A total of 33% of entrepreneurs that have been in business for more than two years attribute the primary reason for their success to cultivating strong personal networks, according to the Real State of Entrepreneurship in South Africa 2017 survey.
In a SME South Africa article, Sandras Phiri, Director of Startup Grind Cape Town shares the sentiment that networking plays a critical role in growing your business. “Desktop research and data collection from the internet does not replace speaking to real people and this is where the mismatch can come in.”
Here are the various strategies entrepreneurs can use to grow their network:
Katlego Maphai, co-founder of the startup Yoco, is a University of Cape Town (UCT) graduate. He says that university is where most of his connections and friendships, including with his co-founders, were made.
When launching Yoco and working to gain traction, Maphai and his team were strategic about making use of the relationships and connections that were at their disposal.
He explains social capital: “Social capital is the availability of resources through a personal network consisting of family, friends, acquaintances, existing and former colleagues. The system develops over a lifetime and career, starting as early as attending school. I see it as a ‘help option’ that can be exercised at any time to further personal objectives.”
To empower others, Yoco hosts workshops to meet new entrepreneurs and to connect small business owners with each other. The point of sale payments provider which helps small businesses accept card payments, has workshops that is called Yoco Meets, include topics like Facebook Boost your Business.
You can find out more about these meetups on their social media platforms.
Emmanuel Bonoko, an entrepreneur brings together South African business heavyweights into the same room to inspire township youth. “I started #Back2Kasi to use my influence and networks to empower as many young people as possible,” says Bonoko.
The goal for their series of events is to inspire and support young black and emerging entrepreneurs. A big part of how they do this is by exposing them to success stories and providing access to information and networks.
For their first event this year they brought together entrepreneurs, DJ Sbu, Sibusiso Ngwenya of SkinnySbuSocks and Tshepo Mohlala of Tshepo the Jean Maker to talk about merchandising to township-based entrepreneurs.
She Leads Africa is an entrepreneurial incubator aimed at advancing female entrepreneurship on the African continent and the diaspora. This community helps young African women achieve their professional dreams through engaging online content and organises pan-African events like bootcamps or masterclasses.
Caitlin Craig, head of Community for She Leads Africa, says: “For an organisation such as ours, where we’re running business bootcamps and corporate masterclasses as well as pitch competitions, having a consistent, professional partnership as we do with OPEN (ecosystem), to provide the spaces we need is critical. We need to be able to rely on appropriate spaces to promote the growth of skills – our audiences need to trust in us.”
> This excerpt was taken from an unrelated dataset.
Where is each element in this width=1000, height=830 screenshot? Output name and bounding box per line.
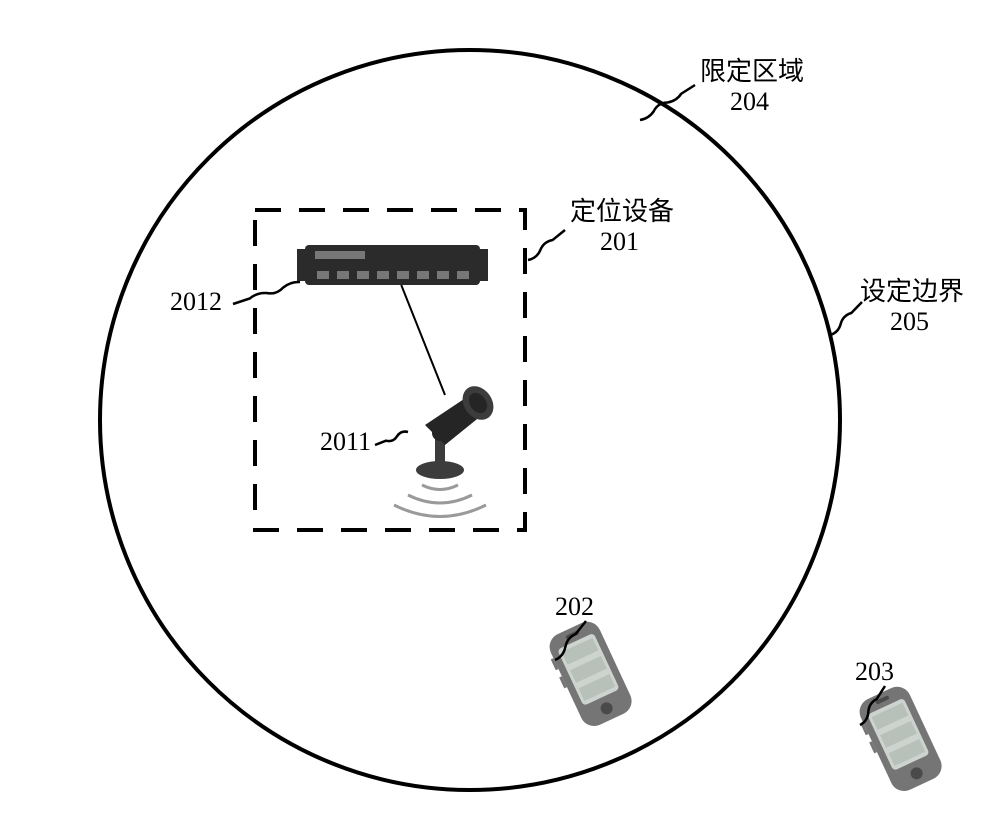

Facebook groups like BrownSense allow communities to connect and network with each other. Mzuzukile Soni is the founder BrownSense, a networking community for black entrepreneurs.
Soni says it is necessary to have these kinds of spaces that would play, kind of, a stakeholder role and [help] get small black enterprises to be heard and for more of them to gain access to the markets.
Candice Clark, a Career Coach and founder of the Facebook group Career Girl Collab, for example, connects with people who for example are interested in a career change.
Clark says many of her clients first joined her Facebook group before they knew her expertise as a coach. “You give potential clients a chance to interact with you and assess your skills and knowledge, prior to deciding to start coaching with you.”
Twitter chats like #WeTalkBiz give likeminded people the opportunity to learn from each other on different topics like content marketing or cash flow.
The guest is asked questions by the host @_WeTalk and gets an opportunity to share his or her expertise and knowledge on the topic.
Nolly Qunta and Hardlife Muhamba are the co-founders of the #WeTalkBiz chat.
Participants can also ask questions, share their knowledge and engage with one another. You also find out what the participants do and where they’re from.
You can learn more about it by following the hashtag.
Mike Sharman, owner of Retroviral Digital and a board member of the online influencer platform Webfluential, says from a personal branding perspective, for example, social media helps you grow your following. “(It has) less financial barriers to entry than ‘traditional media’. (It also is a) better ROI for small businesses.”
In the same article, two entrepreneurs shared how they used social media to grow their businesses. Mariza Halliday, one of the entrepreneurs used her social media to educate her followers on what services she provides and in return got clients this way.